Solved – the difference between a Hidden Markov Model and a Mixture Markov Model

hidden markov modelmarkov-process

From what I understand, Hidden Markov Models are those that relate observable and unobservable states, whilst Mixture Markov Models are techniques to cluster sequences according to which Markov model out of a set of them is able to approximate it better.

However, I am having trouble understanding boundaries between both terms. Can I define a Hidden Markov Chain without following the Mixture approach, and conversely, can I have a Mixture Model without considering hidden states?

Thanks for your help!

Best Answer

I am not familiar with what you call mixture Markov models.

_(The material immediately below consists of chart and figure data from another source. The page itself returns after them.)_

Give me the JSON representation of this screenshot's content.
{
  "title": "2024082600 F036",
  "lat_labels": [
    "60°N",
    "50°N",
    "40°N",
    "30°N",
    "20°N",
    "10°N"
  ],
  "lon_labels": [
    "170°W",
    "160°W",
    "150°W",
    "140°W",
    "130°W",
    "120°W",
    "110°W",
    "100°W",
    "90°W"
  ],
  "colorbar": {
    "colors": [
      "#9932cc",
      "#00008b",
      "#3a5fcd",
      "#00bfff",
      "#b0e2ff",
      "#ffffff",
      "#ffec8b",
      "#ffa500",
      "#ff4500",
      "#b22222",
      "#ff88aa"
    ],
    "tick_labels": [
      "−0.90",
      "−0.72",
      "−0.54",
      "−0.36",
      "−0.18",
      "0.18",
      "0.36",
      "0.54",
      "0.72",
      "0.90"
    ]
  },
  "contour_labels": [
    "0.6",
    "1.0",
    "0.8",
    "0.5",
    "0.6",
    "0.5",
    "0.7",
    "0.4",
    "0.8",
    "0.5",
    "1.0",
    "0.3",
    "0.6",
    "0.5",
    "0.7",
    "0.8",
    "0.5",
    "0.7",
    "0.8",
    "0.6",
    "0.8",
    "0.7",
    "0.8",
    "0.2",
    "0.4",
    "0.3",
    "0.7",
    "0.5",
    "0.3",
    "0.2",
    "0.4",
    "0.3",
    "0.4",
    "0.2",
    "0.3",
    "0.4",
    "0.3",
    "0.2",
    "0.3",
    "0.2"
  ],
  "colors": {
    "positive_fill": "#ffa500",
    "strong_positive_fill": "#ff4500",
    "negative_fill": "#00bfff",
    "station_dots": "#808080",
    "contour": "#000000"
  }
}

However, as I say further in this answer, some people call hidden Markov models, dynamical mixture model. It is possible that other people refer to Mixture Markov model then. I would be happy if you could indicate where you have read this term.

The previous answer to this question states things that are somewhat inaccurate about the relationship between mixture models and HMMs. What follows aims at clarifying this.

Mixtures models are simply a weighted sum of probability distributions, nothing more:

$P(X|\theta) = \sum_{i=1}^M w_i p_i(X|\theta_i)$, with $\sum_{i=1}^M w_i = 1$

$M$ is the number of components in the mixture. A random variable can follow a mixture model the same way it follows a probability distribution.

Hidden Markov models (HMM) are far more sophisticated models and mixture models can be a part of these models.

A HMM is based on a Markov Chain of states (said hidden states). It does not model a random variable but a time series (an ordered sequence of values, multidimensional or not). Each state of the Markov chain is associated with a probability distribution that can also be a mixture of distribution (here is the only point where the 2 concepts connect!)

At time $t=0$ a state is drawn from an initial probability mass function. The observation at time $t_0$ is assumed to follow (or to have been generated) by the probability distribution (or mixture depending on the case) associated to this drawn state. At time $t=1$, the system enters a new hidden state that is drawn from a transition matrix and the same procedure is repeated.

Hidden Markov models are sometimes called Dynamical Mixture Models (as in this technical report) because, when states are associated to mixtures of probability distributions, they can somehow be seen as a mixture model that dynamically changes over time. However, these changes are modeled via a transition matrix and are fully part of what a HMM is.

Opposite to what is said in the other answer, an HMM can be without mixture with any number of states (and even an infinite number of states). An HMM with a unique state is basically a mixture model, and if that mixture model has only 1 component, it is a simple probability distribution.